What: A Federal Reserve biennial report documenting 2023 debit card transaction data shows banks earning nearly six times their processing costs ($0.24 revenue on $0.041 costs) while merchants absorbed 49.9 percent of fraud losses, up from 38.3 percent in 2011, as financial institutions repeatedly request delays to proposed interchange fee regulation updates.
When: The report was published in December 2025, covering 2023 transaction data.
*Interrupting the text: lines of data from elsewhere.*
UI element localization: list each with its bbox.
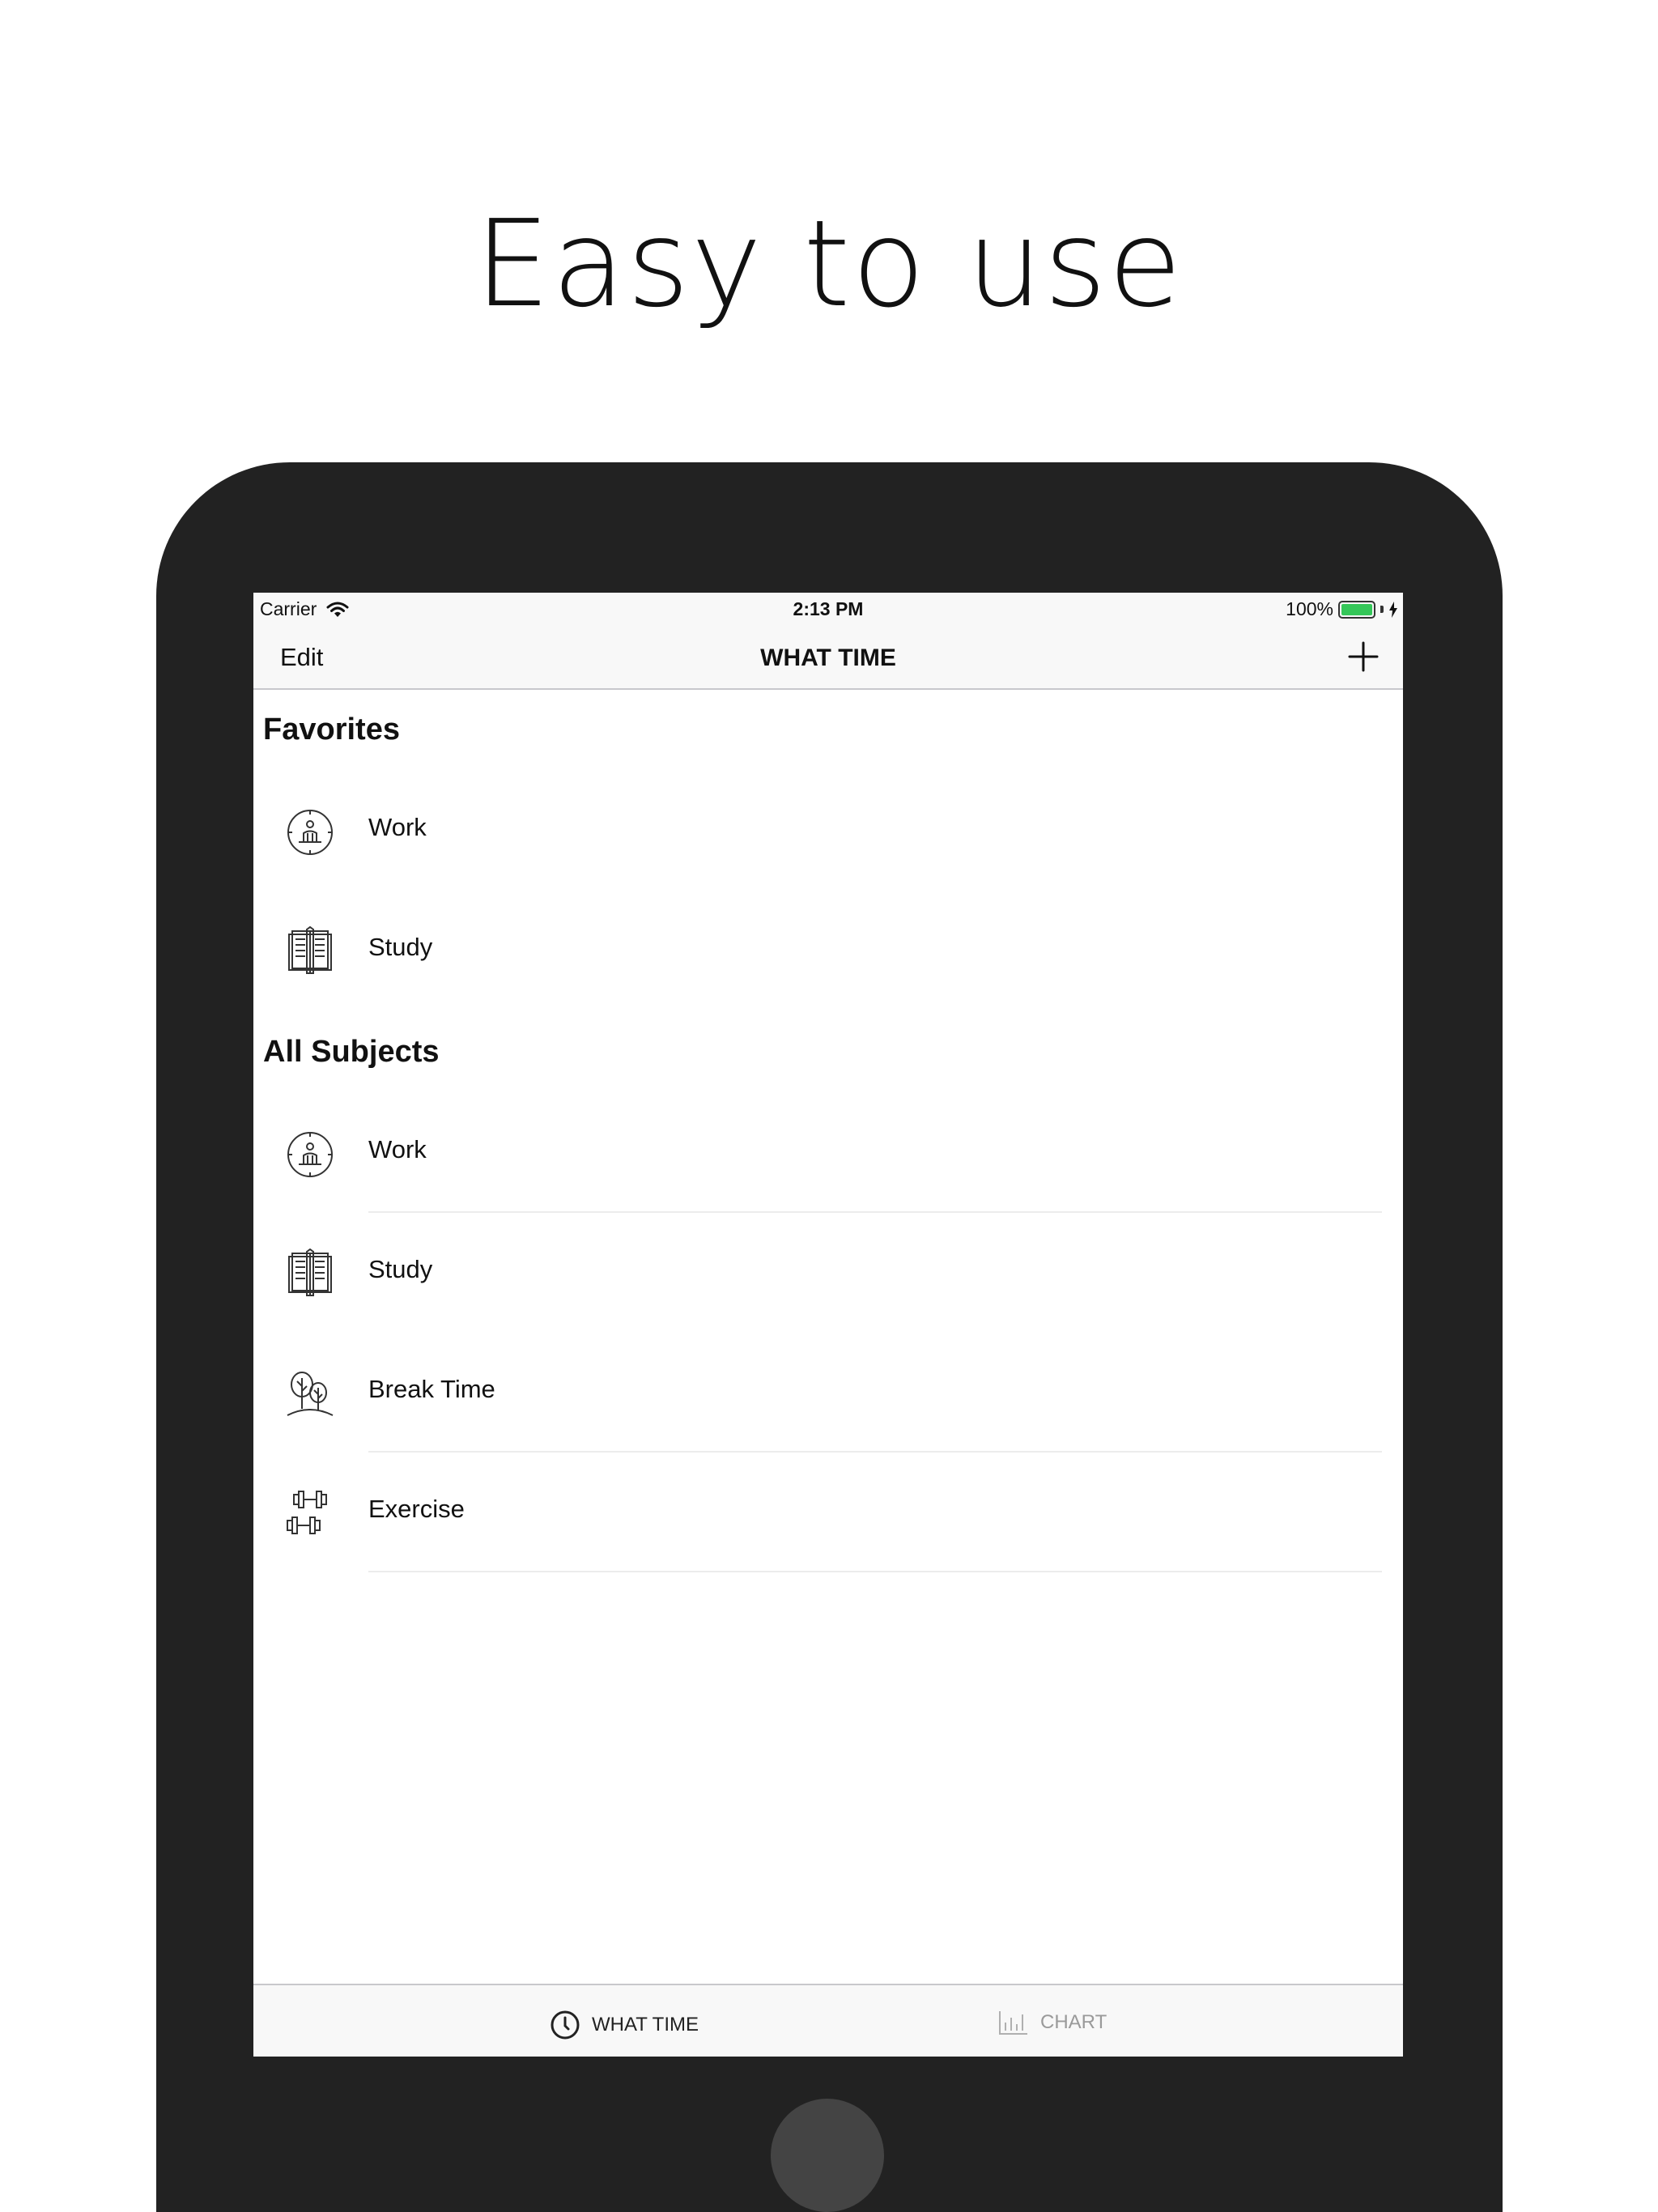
tab-chart[interactable]: CHART	[998, 2010, 1107, 2035]
status-right: 100%	[1286, 598, 1398, 620]
favorites-header: Favorites	[263, 713, 400, 747]
bar-chart-icon	[999, 2011, 1027, 2035]
favorite-item-work[interactable]: Work	[253, 771, 1403, 891]
clock-icon	[551, 2010, 580, 2040]
app-screen: Carrier 2:13 PM 100% Edit WHAT TIME Favo…	[253, 593, 1403, 2057]
home-button[interactable]	[771, 2099, 884, 2212]
all-subjects-header: All Subjects	[263, 1035, 440, 1069]
subject-item-exercise[interactable]: Exercise	[253, 1453, 1403, 1572]
status-time: 2:13 PM	[793, 598, 864, 619]
clock-person-icon	[287, 1132, 333, 1177]
add-button[interactable]	[1343, 636, 1384, 677]
tab-bar: WHAT TIME CHART	[253, 1984, 1403, 2057]
subject-item-break-time[interactable]: Break Time	[253, 1333, 1403, 1453]
row-label: Study	[368, 1255, 433, 1283]
battery-fill	[1341, 603, 1372, 615]
status-bar: Carrier 2:13 PM 100%	[253, 593, 1403, 625]
battery-icon	[1338, 600, 1375, 619]
battery-cap	[1380, 606, 1384, 613]
navigation-bar: Edit WHAT TIME	[253, 625, 1403, 690]
headline: Easy to use	[474, 194, 1184, 334]
tab-label: CHART	[1040, 2011, 1107, 2033]
dumbbell-icon	[287, 1491, 327, 1534]
row-label: Study	[368, 933, 433, 961]
plus-icon	[1348, 641, 1379, 672]
book-icon	[288, 926, 332, 974]
row-label: Exercise	[368, 1495, 465, 1523]
row-label: Break Time	[368, 1375, 495, 1403]
charging-bolt-icon	[1389, 601, 1397, 618]
subject-item-study[interactable]: Study	[253, 1213, 1403, 1333]
tab-label: WHAT TIME	[592, 2014, 699, 2035]
subject-item-work[interactable]: Work	[253, 1093, 1403, 1213]
battery-percent: 100%	[1286, 598, 1333, 619]
favorite-item-study[interactable]: Study	[253, 891, 1403, 1010]
trees-icon	[287, 1372, 334, 1416]
row-label: Work	[368, 813, 427, 841]
book-icon	[288, 1249, 332, 1296]
clock-person-icon	[287, 810, 333, 855]
row-label: Work	[368, 1135, 427, 1163]
tab-what-time[interactable]: WHAT TIME	[550, 2010, 699, 2040]
nav-title: WHAT TIME	[760, 644, 896, 671]
row-separator	[368, 1571, 1382, 1572]
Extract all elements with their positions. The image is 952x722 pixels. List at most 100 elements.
The regulatory dispute spans from November 2023 when the Federal Reserve proposed updates through December 2025 when merchant coalitions responded to the sixth industry delay request.
Where: The data covers United States payment card networks processing 100.7 billion transactions valued at $4.7 trillion, with covered issuers ranging from the largest debit card issuers to smaller programs with consolidated assets exceeding $10 billion.
Why: The Dodd-Frank Wall Street Reform Act's Durbin Amendment requires the Federal Reserve to regulate debit card interchange fees to ensure they are "reasonable and proportional" to issuer costs, and to publish biennial data on costs and fees. Merchant coalitions seek updated regulations reflecting declined processing costs since 2009, while financial institutions advocate for delay, maintaining current fee structures that generate substantial profit margins despite falling costs and shifting fraud liability.